Виктор Лунев, щупленький парнишка с невыразительными чертами лица и коротко остриженной головой, проснулся в самом радужном настроении. И хотя спал он мало и плохо — заночевал у сестры, — все равно настроение было праздничное. Похоже на то, что жизнь наконец-то улыбнулась ему. Сегодня он должен получить еще десятку. Итого двадцать рублей за два дня. Ого! Недурно!
Виктор стал не спеша собираться, чтобы успеть к восьми часам по знакомому адресу.
И до чего же быстро он профинтил зарплату плюс отпускные! Нет, теперь он будет умнее. Хватит рублевки раскидывать. На работу можно сейчас не устраиваться. Не к чему спешить. Да и некуда пока. Ведь это он только так, для фасону говорит, что не поладил с нормировщиком, на самом деле захотелось ему пожить вольно, чтобы каждое утро не топать на завод. Работа что, в лес не убежит. Как это в картине один хохмач говорит: «Где бы ни работать, лишь бы не работать». Точно! Тем более что мать в санаторий уехала. Легче Витьке без нее. А то пристает: «Витя, зачем пьешь!» Да еще всплакнет.

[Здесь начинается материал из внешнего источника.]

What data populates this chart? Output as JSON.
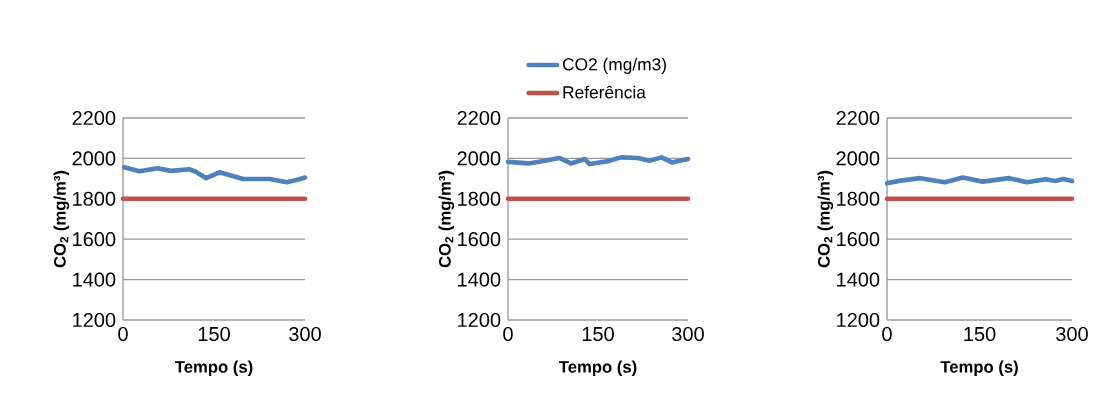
{
  "chart_data": [
    {
      "type": "line",
      "xlabel": "Tempo (s)",
      "ylabel": "CO$_{2}$ (mg/m³)",
      "xlim": [
        0,
        300
      ],
      "ylim": [
        1200,
        2200
      ],
      "xticks": [
        0,
        150,
        300
      ],
      "yticks": [
        1200,
        1400,
        1600,
        1800,
        2000,
        2200
      ],
      "grid": "y",
      "series": [
        {
          "color": "#4f81bd",
          "x": [
            2,
            27,
            57,
            79,
            109,
            120,
            137,
            159,
            198,
            242,
            270,
            286,
            300
          ],
          "values": [
            1956,
            1936,
            1951,
            1938,
            1946,
            1934,
            1902,
            1931,
            1898,
            1898,
            1882,
            1893,
            1905
          ]
        },
        {
          "color": "#c0504d",
          "x": [
            0,
            300
          ],
          "values": [
            1800,
            1800
          ]
        }
      ]
    },
    {
      "type": "line",
      "xlabel": "Tempo (s)",
      "ylabel": "CO$_{2}$ (mg/m³)",
      "xlim": [
        0,
        300
      ],
      "ylim": [
        1200,
        2200
      ],
      "xticks": [
        0,
        150,
        300
      ],
      "yticks": [
        1200,
        1400,
        1600,
        1800,
        2000,
        2200
      ],
      "grid": "y",
      "legend": "top",
      "series": [
        {
          "name": "CO2 (mg/m3)",
          "color": "#4f81bd",
          "x": [
            0,
            34,
            62,
            85,
            105,
            128,
            136,
            165,
            188,
            216,
            236,
            256,
            273,
            300
          ],
          "values": [
            1983,
            1975,
            1988,
            2002,
            1975,
            1997,
            1972,
            1985,
            2005,
            2002,
            1988,
            2005,
            1980,
            1997
          ]
        },
        {
          "name": "Referência",
          "color": "#c0504d",
          "x": [
            0,
            300
          ],
          "values": [
            1800,
            1800
          ]
        }
      ]
    },
    {
      "type": "line",
      "xlabel": "Tempo (s)",
      "ylabel": "CO$_{2}$ (mg/m³)",
      "xlim": [
        0,
        300
      ],
      "ylim": [
        1200,
        2200
      ],
      "xticks": [
        0,
        150,
        300
      ],
      "yticks": [
        1200,
        1400,
        1600,
        1800,
        2000,
        2200
      ],
      "grid": "y",
      "series": [
        {
          "color": "#4f81bd",
          "x": [
            0,
            22,
            54,
            94,
            123,
            155,
            198,
            227,
            257,
            273,
            286,
            300
          ],
          "values": [
            1877,
            1890,
            1902,
            1882,
            1905,
            1885,
            1902,
            1882,
            1897,
            1888,
            1898,
            1888
          ]
        },
        {
          "color": "#c0504d",
          "x": [
            0,
            300
          ],
          "values": [
            1800,
            1800
          ]
        }
      ]
    }
  ]
}
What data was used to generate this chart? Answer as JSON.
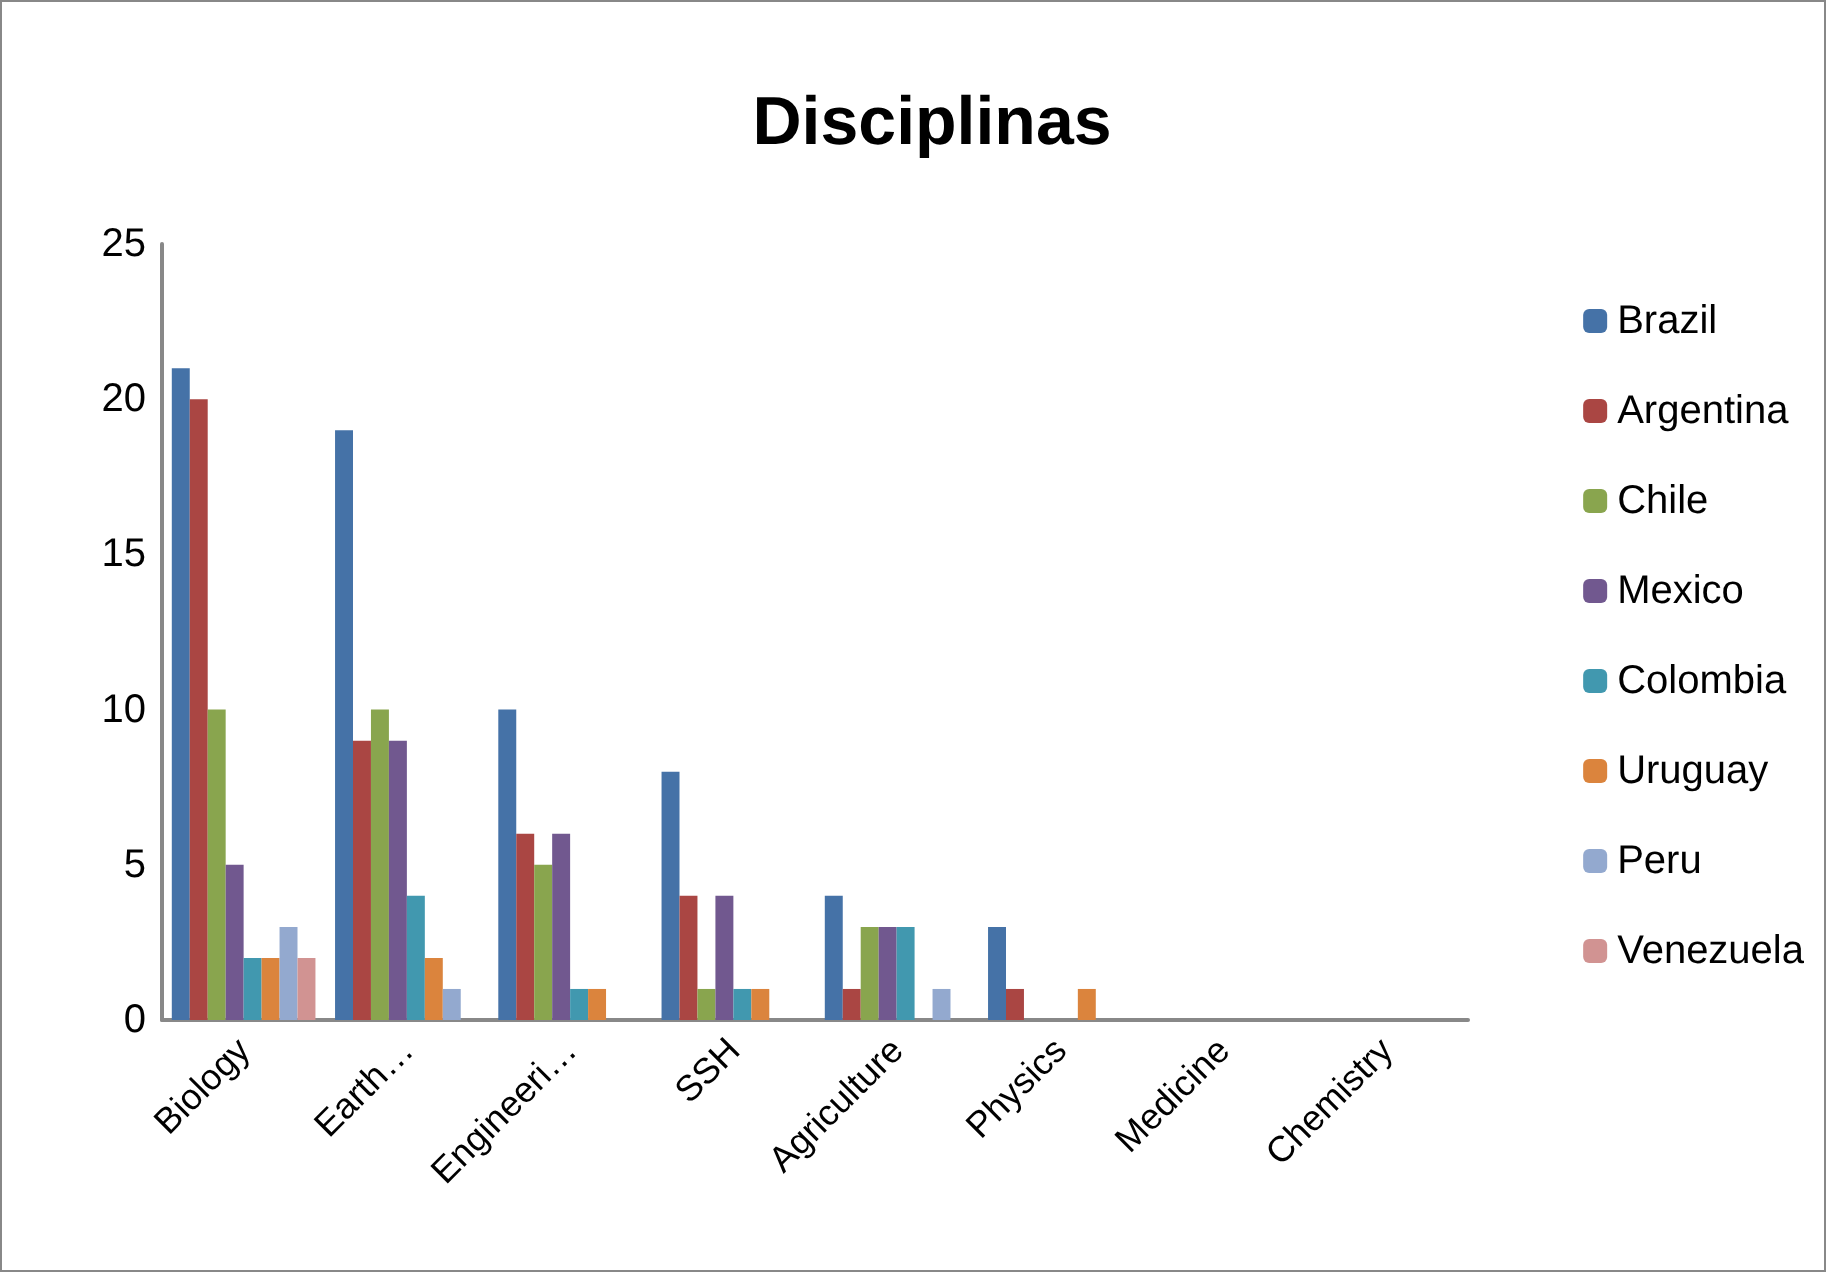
{
  "chart_data": {
    "type": "bar",
    "title": "Disciplinas",
    "categories": [
      "Biology",
      "Earth…",
      "Engineeri…",
      "SSH",
      "Agriculture",
      "Physics",
      "Medicine",
      "Chemistry"
    ],
    "series": [
      {
        "name": "Brazil",
        "color": "#4572a7",
        "values": [
          21,
          19,
          10,
          8,
          4,
          3,
          0,
          0
        ]
      },
      {
        "name": "Argentina",
        "color": "#aa4643",
        "values": [
          20,
          9,
          6,
          4,
          1,
          1,
          0,
          0
        ]
      },
      {
        "name": "Chile",
        "color": "#89a54e",
        "values": [
          10,
          10,
          5,
          1,
          3,
          0,
          0,
          0
        ]
      },
      {
        "name": "Mexico",
        "color": "#71588f",
        "values": [
          5,
          9,
          6,
          4,
          3,
          0,
          0,
          0
        ]
      },
      {
        "name": "Colombia",
        "color": "#4198af",
        "values": [
          2,
          4,
          1,
          1,
          3,
          0,
          0,
          0
        ]
      },
      {
        "name": "Uruguay",
        "color": "#db843d",
        "values": [
          2,
          2,
          1,
          1,
          0,
          1,
          0,
          0
        ]
      },
      {
        "name": "Peru",
        "color": "#93a9cf",
        "values": [
          3,
          1,
          0,
          0,
          1,
          0,
          0,
          0
        ]
      },
      {
        "name": "Venezuela",
        "color": "#d19392",
        "values": [
          2,
          0,
          0,
          0,
          0,
          0,
          0,
          0
        ]
      }
    ],
    "ylim": [
      0,
      25
    ],
    "yticks": [
      0,
      5,
      10,
      15,
      20,
      25
    ],
    "grid": false,
    "legend": "right"
  }
}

А десять рублей — вещь хорошая. Приятно подойти с независимым видом к стойке, заказать стопку, две кружки пива, пяток бутербродов и, не считая сдачу, сунуть ее в карман. Потом небрежно дружку, собутыльнику: «Угощайся…» Затем, приняв таинственный вид, коротко: «Да, тут одно дельце сварганил…»
Житуха!
Надев свой черный парадный костюм с немного короткими рукавами, лихо заломив кепку ядовито зеленого цвета, с таким маленьким козырьком, что на голове она превратилась в нечто среднее между блином и беретом, Лунев вышел на улицу.